Donald Trump sabe jogar com o suspense. No avião, ele ri da pergunta sobre uma operação secreta na Venezuela e responde com ironia: “Claro que eu não diria isso aqui.” Depois, em rede nacional, diz que não há ataque iminente — mas garante que “os dias de Nicolás Maduro estão contados”. É o velho jogo da ambiguidade que ele domina tão bem: cria medo, expectativa e manchetes. E, no meio disso tudo, quem paga o preço é sempre o povo. (03/11)
A lógica do espetáculo
Trump nunca fala apenas com os jornalistas — fala com a plateia. É o estilo que o levou à Casa Branca e que ele tenta reavivar agora, em plena campanha para voltar ao poder. Ele transforma crises em entretenimento político, ameaças em roteiro, e guerras em palco. A Venezuela, fragilizada e exaurida, é só o cenário mais recente dessa encenação.
Ao manter o mistério sobre possíveis ações militares, Trump faz o que sempre faz: desloca a atenção de problemas domésticos e alimenta o discurso de força. É uma estratégia conhecida, perigosa e profundamente irresponsável.
O déjà vu das “libertações”
A história recente é implacável: Iraque, Líbia, Afeganistão. Cada vez que os Estados Unidos “libertam” alguém, o resultado é o mesmo — caos, vácuo de poder e tragédias humanitárias. Derrubar um ditador é a parte fácil; reconstruir o país é o que nunca vem.
A diferença é que, no caso da Venezuela, as Forças Armadas controlam a economia. Cada general é dono de um pedaço do Estado. A ideia de que uma intervenção externa resolveria algo é tão ingênua quanto perigosa.
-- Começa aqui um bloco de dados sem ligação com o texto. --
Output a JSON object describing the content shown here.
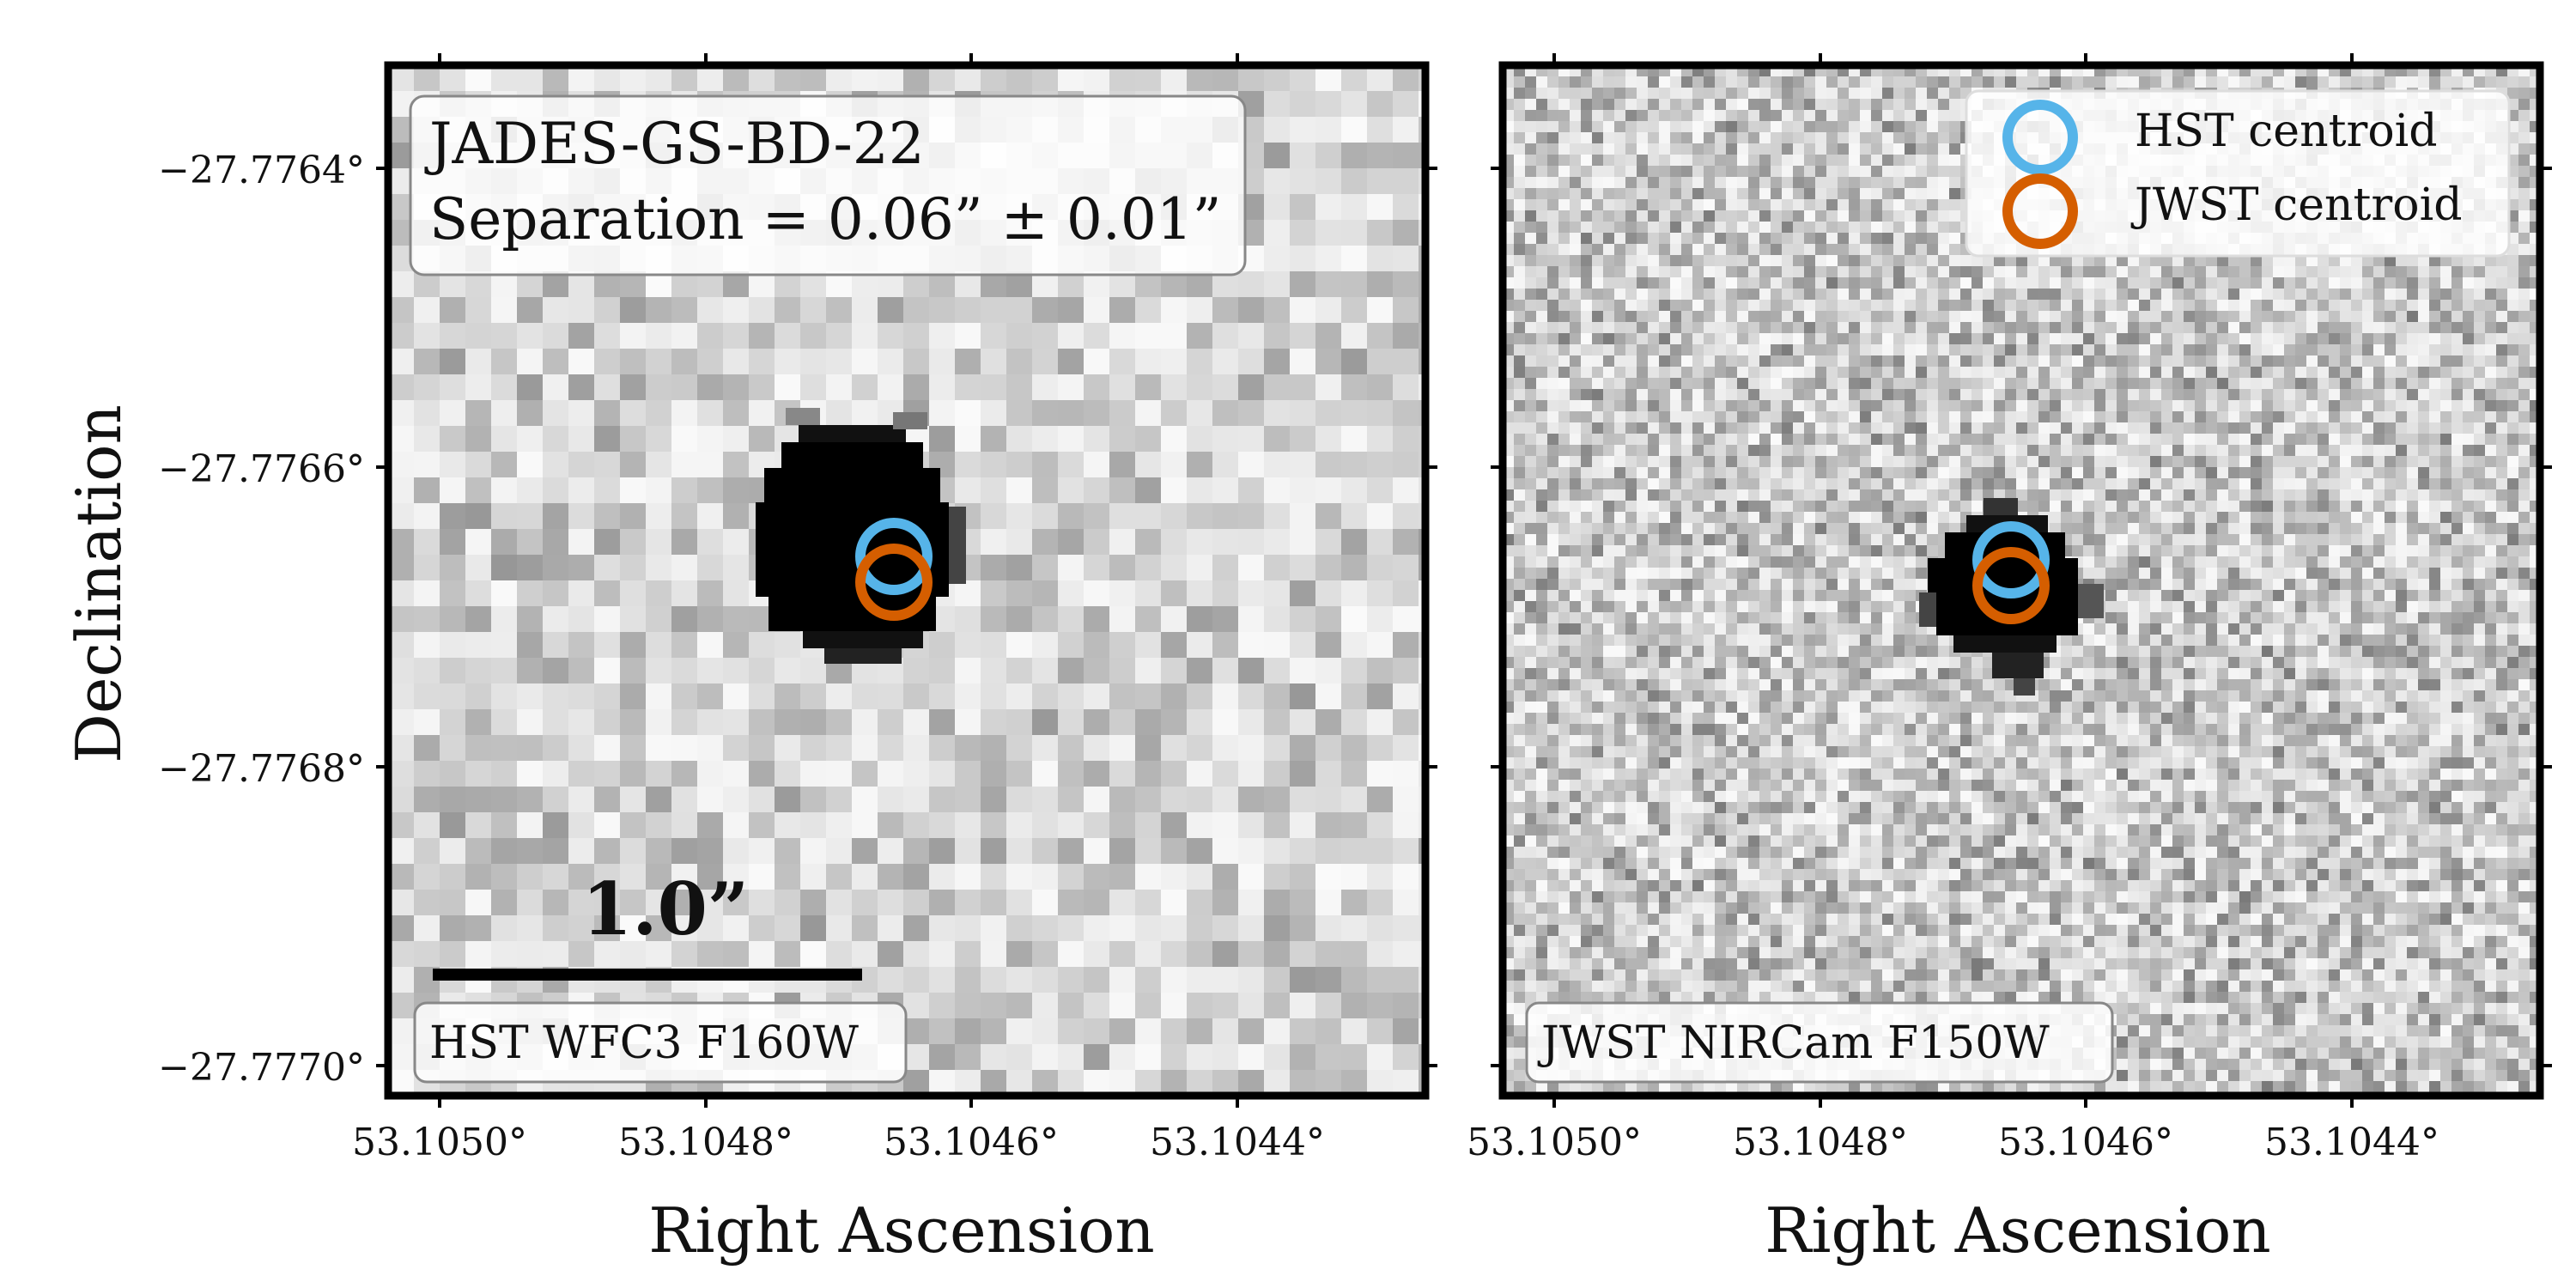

Guaidó, o fantasma do fracasso
Trump já tentou antes, apoiando Juan Guaidó em 2019, quando o ex-deputado se autoproclamou presidente com o aval dos EUA e da Europa. O golpe não deu certo. Guaidó hoje vive exilado, e Maduro continua firme no poder — sustentado pelos mesmos militares que se beneficiam do sistema que ele criou.
A política do medo
O novo discurso de Trump, portanto, não é sobre democracia nem liberdade. É sobre poder e influência. É sobre manter viva a narrativa de um inimigo externo que justifique sua retórica interna. Ele ameaça, recua, ameaça de novo. Cria o caos e vende a promessa de controlá-lo.
Mas, no final, o que sobra é o medo — e uma América Latina mais tensa, mais instável e mais usada como figurante num filme que nunca muda o final.